Euro bond traders brace for gyrations whichever way Greeks swing
With Greece divided as it heads into Sunday’s referendum on austerity, one thing looks certain: The bond market is set for another volatile week.
Price swings in European bonds approached the highest level in three years before the July 5 vote, in which Greeks will decide whether to accept the reforms demanded by creditors as the cost of a bailout. A poll commissioned by Bloomberg showed 43 percent intended to vote “no” to the proposal, with 42.5 percent backing a “yes” result.
“We could see large market moves on Monday as the outcome looks very uncertain,” said Mark Dowding, a London-based partner and money manager at BlueBay Asset Management LLP. “Even if there’s a ‘yes’ vote, there remain many political obstacles to Greece securing a new bailout package. A ‘no’ vote, and markets will react in a risk-off fashion.”
A “yes” result is likely to spark a rally in bonds from Europe’s most-indebted nations and a selloff in its safest assets such as German bunds, strategists said. A rejection of creditors’ terms would probably mean the opposite because it may push Greece closer to exiting the euro area.
Bunds, the euro area’s benchmark sovereign securities, have been supported since Greek Prime Minister Alexis Tsipras called the referendum last weekend. The decision has meanwhile weighed on Spanish and Italian bonds, which declined in the week before rallying on Friday.
Even so, contagion to the bonds of these higher-debt euro- zone nations has thus far been limited amid optimism the European Central Bank will be able to contain the fallout from the mounting crisis.
Spanish 10-year bond yields rose 10 basis points, or 0.1 percentage point, last week to 2.21 percent, though that’s still about five percentage points below their euro-era high of 7.75 percent in July 2012.
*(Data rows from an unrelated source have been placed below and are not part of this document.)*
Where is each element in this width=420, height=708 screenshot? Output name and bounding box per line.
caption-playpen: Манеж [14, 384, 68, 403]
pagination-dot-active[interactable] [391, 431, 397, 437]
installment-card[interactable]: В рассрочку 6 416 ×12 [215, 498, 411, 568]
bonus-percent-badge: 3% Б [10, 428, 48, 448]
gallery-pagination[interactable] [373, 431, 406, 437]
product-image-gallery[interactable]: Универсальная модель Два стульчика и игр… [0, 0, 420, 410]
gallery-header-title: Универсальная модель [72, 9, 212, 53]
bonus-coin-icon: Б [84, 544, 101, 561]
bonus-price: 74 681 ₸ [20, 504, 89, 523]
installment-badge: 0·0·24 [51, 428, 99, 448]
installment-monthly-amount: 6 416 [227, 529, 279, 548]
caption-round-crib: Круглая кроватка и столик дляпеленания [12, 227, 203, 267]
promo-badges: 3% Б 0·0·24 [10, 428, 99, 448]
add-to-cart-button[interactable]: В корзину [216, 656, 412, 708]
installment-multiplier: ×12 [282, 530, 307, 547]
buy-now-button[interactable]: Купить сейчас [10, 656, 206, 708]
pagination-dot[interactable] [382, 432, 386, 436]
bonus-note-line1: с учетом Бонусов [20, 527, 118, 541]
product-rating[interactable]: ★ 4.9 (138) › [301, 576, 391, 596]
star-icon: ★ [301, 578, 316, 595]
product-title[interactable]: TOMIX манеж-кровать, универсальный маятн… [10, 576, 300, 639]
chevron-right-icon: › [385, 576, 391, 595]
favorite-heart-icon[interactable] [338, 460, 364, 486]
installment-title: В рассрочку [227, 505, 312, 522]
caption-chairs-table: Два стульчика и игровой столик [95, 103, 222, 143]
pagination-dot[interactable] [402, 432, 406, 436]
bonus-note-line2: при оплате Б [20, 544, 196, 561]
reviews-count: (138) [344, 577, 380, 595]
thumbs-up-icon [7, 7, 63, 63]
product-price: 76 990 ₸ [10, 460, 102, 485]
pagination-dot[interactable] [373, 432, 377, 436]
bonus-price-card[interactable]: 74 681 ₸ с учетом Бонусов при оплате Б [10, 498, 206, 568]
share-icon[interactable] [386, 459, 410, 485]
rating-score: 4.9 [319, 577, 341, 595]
Italy’s 10-year bond yield jumped 10 basis points last week to 2.25 percent, while that on German debt dropped 13 basis points to 0.79 percent.
“Most investors are trying to stay neutral versus their benchmark before the vote,” said Luca Cazzulani, senior fixed- income strategist at UniCredit SpA in Milan. “The higher the margin of the ‘yes’ vote, the more risk-on trade we’re likely to see.”
Euro-area sovereign bonds handed investors a 5.4 percent loss in the second quarter, the worst performance on record, according to Bank of America Merrill Lynch’s Euro Government Index, which tracks data back to the end of 1985. The declines were led by an 18 percent slide in Greek securities, with Spanish bonds losing 6.1 percent and German bonds sliding 4.5 percent.
Implied volatility on German 10-year bund futures rose to 8.2 percent on Friday, from 5.8 percent at the end of May. It reached 9.5 percent on May 14, the highest since June 2012.
JPMorgan Chase & Co. said it anticipates Greeks will accept creditors’ terms on Sunday, prompting Tsipras to resign and the formation of a new national-unity government.
Even if that is the outcome, it would still take time for Greece to secure a new bailout deal, said Malcolm Barr, a London-based economist at the U.S. bank.
“Even our central view of a ‘yes’ vote still leaves a lot of things uncertain, still leaves a sense of having to work against the clock,” said Barr. “It’s not by any means comfortable. There’s an urgent need to stabilize the situation.”